How do I solve this?

I don’t see how you can be asked to solve this unless you have studied modular arithmetic. Here is one simplification you should be able to understand. Let’s say that z is the number we are looking for. z = 58x + 32y. The advantage of expressing z like this is that it breaks the problem down into two smaller problems. Since 32y is divisible by 32, the remainder of z when divided by 32 is the same as the remainder of 58x when divided by 32. Similarly, the remainder of z when divided by 58 is the remainder of 32y when divided by 58.

Therefore we want to find x such that 58x has a remainder of 30 when divided by 32 and
we want to find y such that 32y has a remainder of 44 when divided by 58.

I found a trick for finding x. Unfortunately, I don’f know of an easy way to find y.

Part 1. Find x such that 58x has a remainder of 30 when divided by 32. 58x = 32x + 26x, so we want to find x such that 26x has a remainder of 30. Here is where the modular arithmetic comes in. 26 = -6 mod 32. Since (-5)x(-6)=30, x = -5 = 27 mod 32. If you do the arithmetic, you will see that in fact 58×27 has a remainder of 30 when dividing by 32.

Part 2. Find y such that 32y has a remainder of 44 when divided by 58. I know a way of finding y, but it is a bit complicated.

https://www.quora.com/What-number-am-I-Im-a-number-less-than-3-000-When-you-divide-me-by-32-my-remainder-is-30-When-you-divide-me-by-58-my-remainder-is-44

I googled it.
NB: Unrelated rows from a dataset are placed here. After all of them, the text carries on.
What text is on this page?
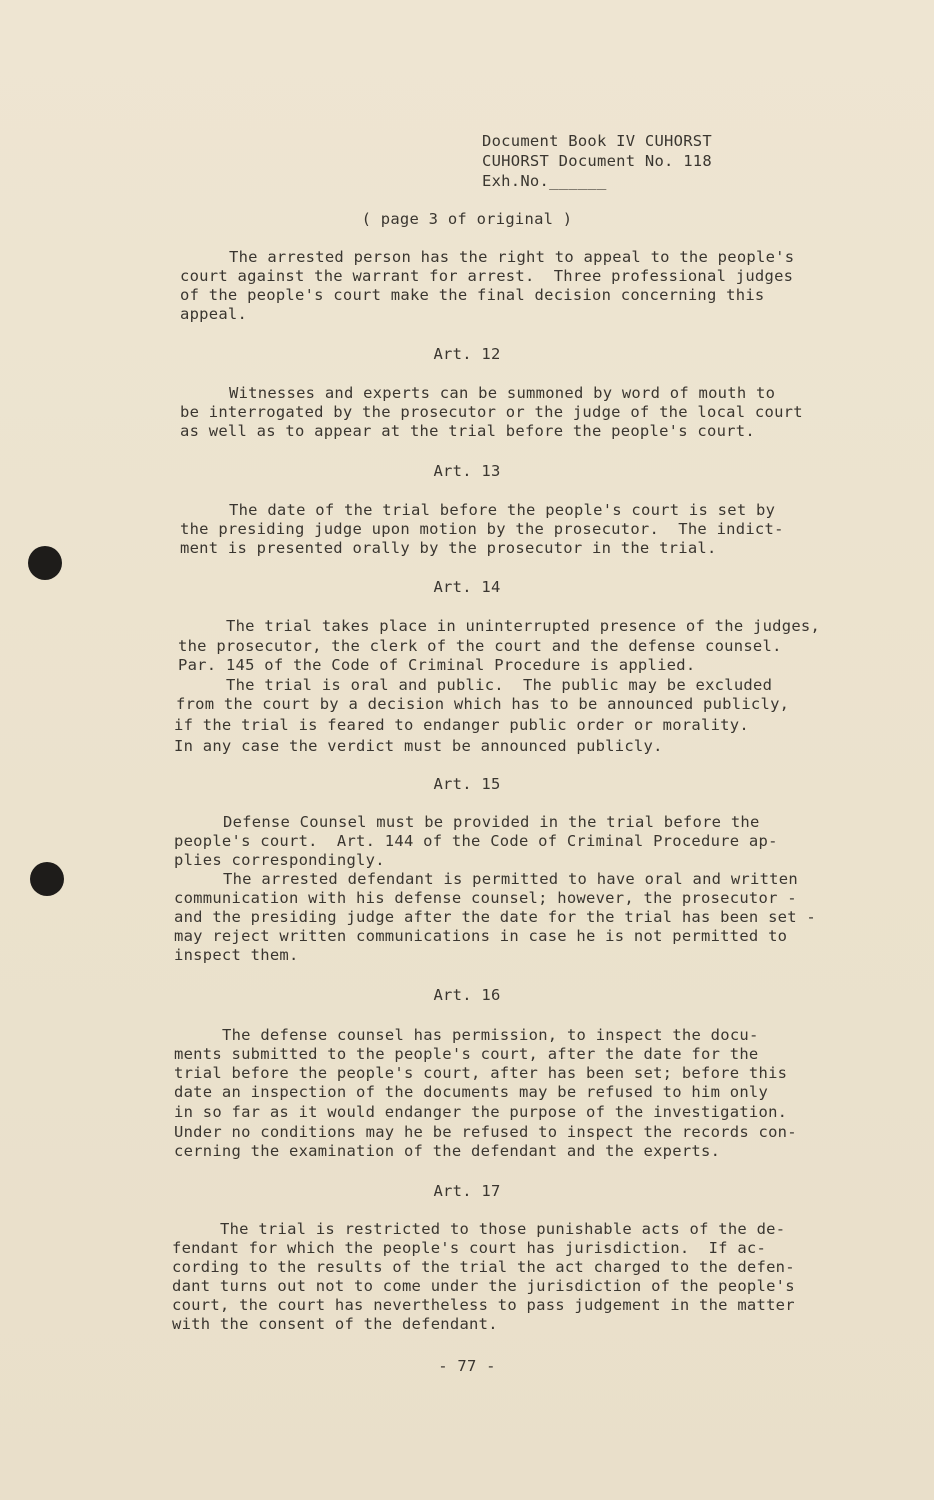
Document Book IV CUHORST
CUHORST Document No. 118
Exh.No.______
( page 3 of original )
The arrested person has the right to appeal to the people's
court against the warrant for arrest.  Three professional judges
of the people's court make the final decision concerning this
appeal.
Art. 12
Witnesses and experts can be summoned by word of mouth to
be interrogated by the prosecutor or the judge of the local court
as well as to appear at the trial before the people's court.
Art. 13
The date of the trial before the people's court is set by
the presiding judge upon motion by the prosecutor.  The indict-
ment is presented orally by the prosecutor in the trial.
Art. 14
The trial takes place in uninterrupted presence of the judges,
the prosecutor, the clerk of the court and the defense counsel.
Par. 145 of the Code of Criminal Procedure is applied.
The trial is oral and public.  The public may be excluded
from the court by a decision which has to be announced publicly,
if the trial is feared to endanger public order or morality.
In any case the verdict must be announced publicly.
Art. 15
Defense Counsel must be provided in the trial before the
people's court.  Art. 144 of the Code of Criminal Procedure ap-
plies correspondingly.
The arrested defendant is permitted to have oral and written
communication with his defense counsel; however, the prosecutor -
and the presiding judge after the date for the trial has been set -
may reject written communications in case he is not permitted to
inspect them.
Art. 16
The defense counsel has permission, to inspect the docu-
ments submitted to the people's court, after the date for the
trial before the people's court, after has been set; before this
date an inspection of the documents may be refused to him only
in so far as it would endanger the purpose of the investigation.
Under no conditions may he be refused to inspect the records con-
cerning the examination of the defendant and the experts.
Art. 17
The trial is restricted to those punishable acts of the de-
fendant for which the people's court has jurisdiction.  If ac-
cording to the results of the trial the act charged to the defen-
dant turns out not to come under the jurisdiction of the people's
court, the court has nevertheless to pass judgement in the matter
with the consent of the defendant.
- 77 -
It gave three answers.

Note that 928 is the least common multiple of 58 and 32. Since it is divisible by both 58 and 32, you can add or subtract it from any solution to get another number with the same remainders when divided by 32 and 58.
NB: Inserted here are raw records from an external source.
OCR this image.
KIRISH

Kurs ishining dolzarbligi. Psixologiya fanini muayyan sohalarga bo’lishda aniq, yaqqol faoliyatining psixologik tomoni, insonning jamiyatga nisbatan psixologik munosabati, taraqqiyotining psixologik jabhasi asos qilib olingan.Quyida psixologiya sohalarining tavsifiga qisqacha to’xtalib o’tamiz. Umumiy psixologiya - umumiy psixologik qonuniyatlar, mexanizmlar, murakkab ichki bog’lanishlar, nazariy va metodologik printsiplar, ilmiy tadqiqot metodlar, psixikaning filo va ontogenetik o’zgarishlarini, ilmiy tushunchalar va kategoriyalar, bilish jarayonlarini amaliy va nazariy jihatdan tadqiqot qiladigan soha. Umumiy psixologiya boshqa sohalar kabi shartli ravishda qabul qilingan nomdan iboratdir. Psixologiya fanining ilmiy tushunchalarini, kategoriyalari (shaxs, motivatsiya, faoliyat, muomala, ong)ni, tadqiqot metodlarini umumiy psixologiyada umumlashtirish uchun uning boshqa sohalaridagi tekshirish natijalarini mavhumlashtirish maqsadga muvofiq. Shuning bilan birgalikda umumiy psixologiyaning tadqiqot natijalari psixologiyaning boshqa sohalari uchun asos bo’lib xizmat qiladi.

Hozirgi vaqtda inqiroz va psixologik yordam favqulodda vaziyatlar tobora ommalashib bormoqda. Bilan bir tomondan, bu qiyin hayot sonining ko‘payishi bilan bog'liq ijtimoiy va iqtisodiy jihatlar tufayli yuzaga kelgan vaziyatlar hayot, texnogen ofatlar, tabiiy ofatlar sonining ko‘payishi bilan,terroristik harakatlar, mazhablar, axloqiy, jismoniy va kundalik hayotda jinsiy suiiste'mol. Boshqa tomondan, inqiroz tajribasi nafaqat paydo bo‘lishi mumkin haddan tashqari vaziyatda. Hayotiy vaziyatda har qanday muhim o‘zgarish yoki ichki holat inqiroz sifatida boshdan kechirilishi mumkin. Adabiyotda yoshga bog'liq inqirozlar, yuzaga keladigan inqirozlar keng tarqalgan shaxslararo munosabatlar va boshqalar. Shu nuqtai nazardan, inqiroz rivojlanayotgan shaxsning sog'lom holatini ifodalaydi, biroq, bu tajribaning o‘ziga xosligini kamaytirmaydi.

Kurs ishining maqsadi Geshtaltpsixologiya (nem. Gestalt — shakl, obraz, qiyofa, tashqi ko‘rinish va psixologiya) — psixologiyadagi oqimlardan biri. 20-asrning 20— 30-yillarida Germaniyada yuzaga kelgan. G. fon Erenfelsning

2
In what I did above, we can find y=5, so one solution is 5×32 + 27*58 = 1726. We can get a smaller solution by subtracting 928 from 1726 to get the smallest positive solution of 798, and so all solutions are of the form 798 + 928k.
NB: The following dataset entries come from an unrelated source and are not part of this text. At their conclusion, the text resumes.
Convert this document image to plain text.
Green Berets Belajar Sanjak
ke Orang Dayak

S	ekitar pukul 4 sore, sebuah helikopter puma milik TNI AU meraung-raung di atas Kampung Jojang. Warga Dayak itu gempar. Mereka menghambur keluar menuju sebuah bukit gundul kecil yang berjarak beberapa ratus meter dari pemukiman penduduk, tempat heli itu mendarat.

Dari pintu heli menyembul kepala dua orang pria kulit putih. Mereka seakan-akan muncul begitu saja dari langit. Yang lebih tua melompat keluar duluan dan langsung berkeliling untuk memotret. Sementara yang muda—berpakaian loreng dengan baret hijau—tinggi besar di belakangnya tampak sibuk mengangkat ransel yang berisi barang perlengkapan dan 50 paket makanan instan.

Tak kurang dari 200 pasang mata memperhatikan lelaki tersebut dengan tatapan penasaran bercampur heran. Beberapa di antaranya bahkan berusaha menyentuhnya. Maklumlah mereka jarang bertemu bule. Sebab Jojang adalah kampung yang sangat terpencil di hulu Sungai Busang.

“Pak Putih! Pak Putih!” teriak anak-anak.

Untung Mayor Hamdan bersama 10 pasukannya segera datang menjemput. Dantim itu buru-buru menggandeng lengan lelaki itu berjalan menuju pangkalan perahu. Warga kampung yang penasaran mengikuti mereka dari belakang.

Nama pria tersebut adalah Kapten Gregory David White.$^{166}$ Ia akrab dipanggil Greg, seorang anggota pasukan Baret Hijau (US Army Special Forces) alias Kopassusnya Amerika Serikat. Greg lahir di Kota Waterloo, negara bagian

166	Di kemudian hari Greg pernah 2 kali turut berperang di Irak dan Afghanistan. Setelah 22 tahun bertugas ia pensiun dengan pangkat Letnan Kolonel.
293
I was trying to figure out why I did not initially get the minimum solution. It turns out that 27 was not the smallest number x such that 58x has a remainder of 30 when divided by 32. 11 also works. The slick trick I used was not optimum, which can happen when you are not dividing by a prime. With x=11 and y=5, we get 58x + 32y = 798. I believe that the approach I used will always give the minimum solution, and as I showed above, adding the least common multiple gives the other solutions.

There is a generalization of what I did, referred to as the Chinese remainder theorem (which should give some idea of how long it has been around), that can be used to find solutions satisfying multiple equations of the form x has remainder ri when divided by mi. The math is not that difficult, but rather than try to explain it here, I recommend taking a quick glance at the relevant material in a book on number theory.

Gee, you people are so clever! I will just crawl back into my shell.